Red Onion Saloon Haunted?
One of the most recognizable spirits in the Red Onion Saloon is that of Lydia. Lydia was one of the prostitutes of the former brothel. The years may have passed but her spirit apparently did not. There have been various reports of footsteps heard on the second floor where the brothel used to be. The strong smell of perfume would linger in the air and there would also be extreme cold spots where the smell of perfume had originated.
Once there was a great disturbance in the upper floors so the police were called to check. As they approached the stairs, they saw a figure (believed to be the ghost of Lydia) running down the hall and into a room, a room which was once the former madame’s. Upon inspection the room was empty and there was nowhere for any intruder to go. Lydia is also said to water the plants. There have been many occasions when the hostess of the house would find the soil damp, as if someone had watered it recently.

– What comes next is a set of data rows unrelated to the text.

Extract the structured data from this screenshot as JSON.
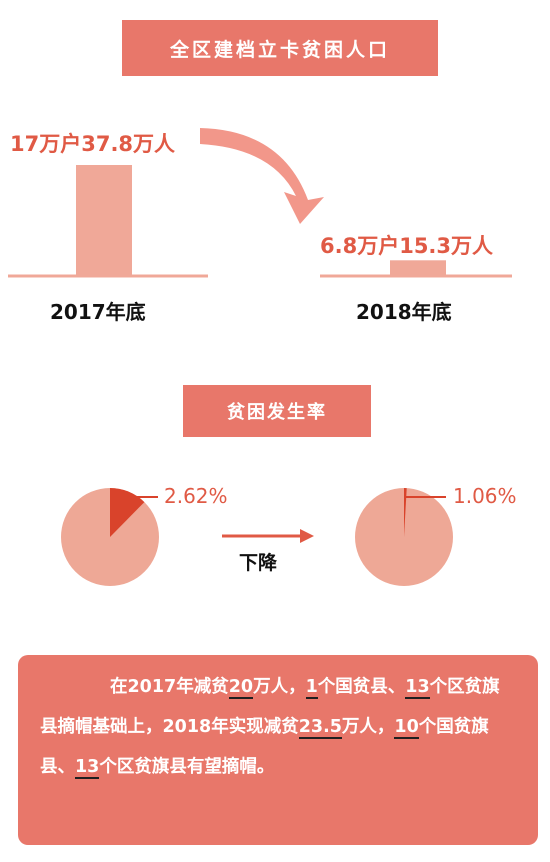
{
  "section1": {
    "title": "全区建档立卡贫困人口",
    "label_2017": "17万户37.8万人",
    "label_2018": "6.8万户15.3万人",
    "year_2017": "2017年底",
    "year_2018": "2018年底"
  },
  "section2": {
    "title": "贫困发生率",
    "pct_2017": "2.62%",
    "pct_2018": "1.06%",
    "arrow_label": "下降"
  },
  "summary": {
    "p1": "在2017年减贫",
    "n1": "20",
    "p2": "万人，",
    "n2": "1",
    "p3": "个国贫县、",
    "n3": "13",
    "p4": "个区贫旗县摘帽基础上，2018年实现减贫",
    "n4": "23.5",
    "p5": "万人，",
    "n5": "10",
    "p6": "个国贫旗县、",
    "n6": "13",
    "p7": "个区贫旗县有望摘帽。"
  },
  "colors": {
    "banner": "#e8776a",
    "bar": "#f0a898",
    "accent": "#e05a45",
    "pie_base": "#eea896",
    "pie_slice": "#d9432b"
  },
  "chart_data": [
    {
      "type": "bar",
      "title": "全区建档立卡贫困人口",
      "categories": [
        "2017年底",
        "2018年底"
      ],
      "series": [
        {
          "values": [
            37.8,
            15.3
          ]
        }
      ],
      "data_labels": [
        "17万户37.8万人",
        "6.8万户15.3万人"
      ]
    },
    {
      "type": "pie",
      "title": "贫困发生率",
      "pies": [
        {
          "category": "2017年底",
          "value": 2.62,
          "label": "2.62%"
        },
        {
          "category": "2018年底",
          "value": 1.06,
          "label": "1.06%"
        }
      ]
    }
  ]
}
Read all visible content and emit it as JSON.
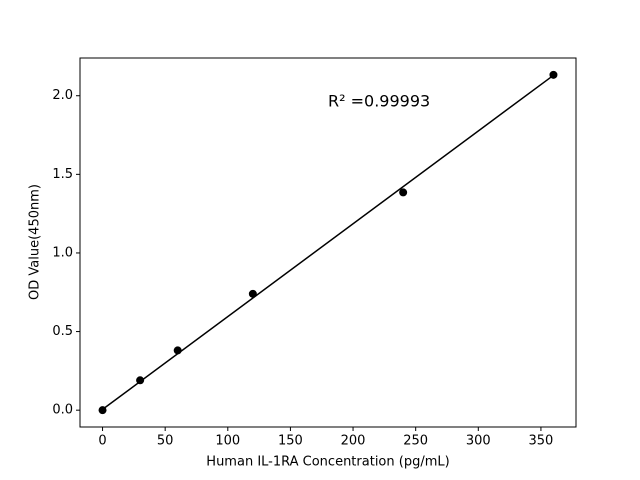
{
  "chart_data": {
    "type": "scatter",
    "xlabel": "Human IL-1RA Concentration (pg/mL)",
    "ylabel": "OD Value(450nm)",
    "annotation": "R² =0.99993",
    "x": [
      0,
      30,
      60,
      120,
      240,
      360
    ],
    "values": [
      0.0,
      0.19,
      0.38,
      0.74,
      1.385,
      2.133
    ],
    "color": "#000000",
    "fit_line": {
      "x": [
        0,
        360
      ],
      "values": [
        0.005,
        2.13
      ],
      "color": "#000000"
    },
    "xlim": [
      -18,
      378
    ],
    "ylim": [
      -0.107,
      2.24
    ],
    "xticks": [
      0,
      50,
      100,
      150,
      200,
      250,
      300,
      350
    ],
    "yticks": [
      {
        "value": 0,
        "label": "0.0"
      },
      {
        "value": 0.5,
        "label": "0.5"
      },
      {
        "value": 1,
        "label": "1.0"
      },
      {
        "value": 1.5,
        "label": "1.5"
      },
      {
        "value": 2,
        "label": "2.0"
      }
    ],
    "grid": false
  }
}
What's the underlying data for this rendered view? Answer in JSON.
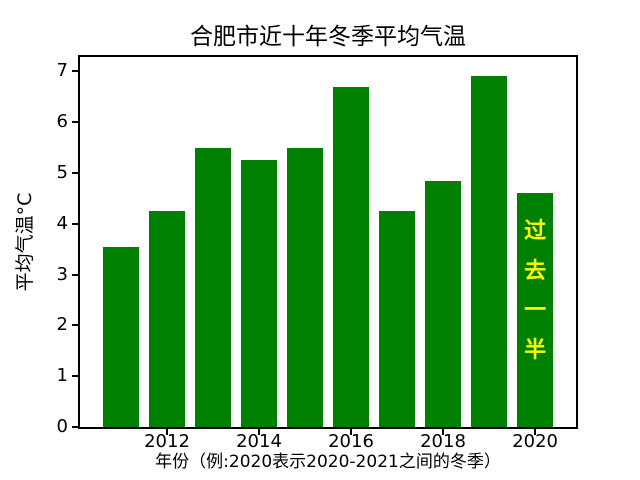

Lydia has been seen many times in full apparition and she has also been observed walking around the madame’s room. It is said that sometimes she can be hostile towards men. However, it has not been established if she died in the house.
The Red Onion Saloon was originally a whorehouse, but throughout its lifetime it has served more than its purpose. The building had white paint and dark trimmings when it was originally opened. It had two stories and a storefront window. The first floor was and is currently a saloon. The second floor had 10 small rooms referred to as cribs, where the madams would entertain their “guests”. The brothel opened in 1898 and the ladies serviced the gold miners in the area for a fee.
The men who passed through had a unique way of ordering something personal from the girls. There were 10 dolls behind the bars representing each of the 10 ladies on the second floor. If the doll was laid flat on her back, it meant she was “busy”. If the doll sat upright, it means that the lady is available. The Red Saloon was also one of the classiest dance halls in town.
As more and bigger dance halls began to be built, business dwindled in the saloon. It became harder to lure more customers in. The saloon has been used as an army barracks, a bakery, a laundry, a union hall, a gift shop and a television station. It is again open for business with guided tours with historians dressed as madams of the day. Stepping inside the Red Onion Saloon today is just like going back in time.
There are also barmen and musicians in period costume ready to serve you the finest drinks. It’s like stepping back in time to when the town was in the height of the gold rush.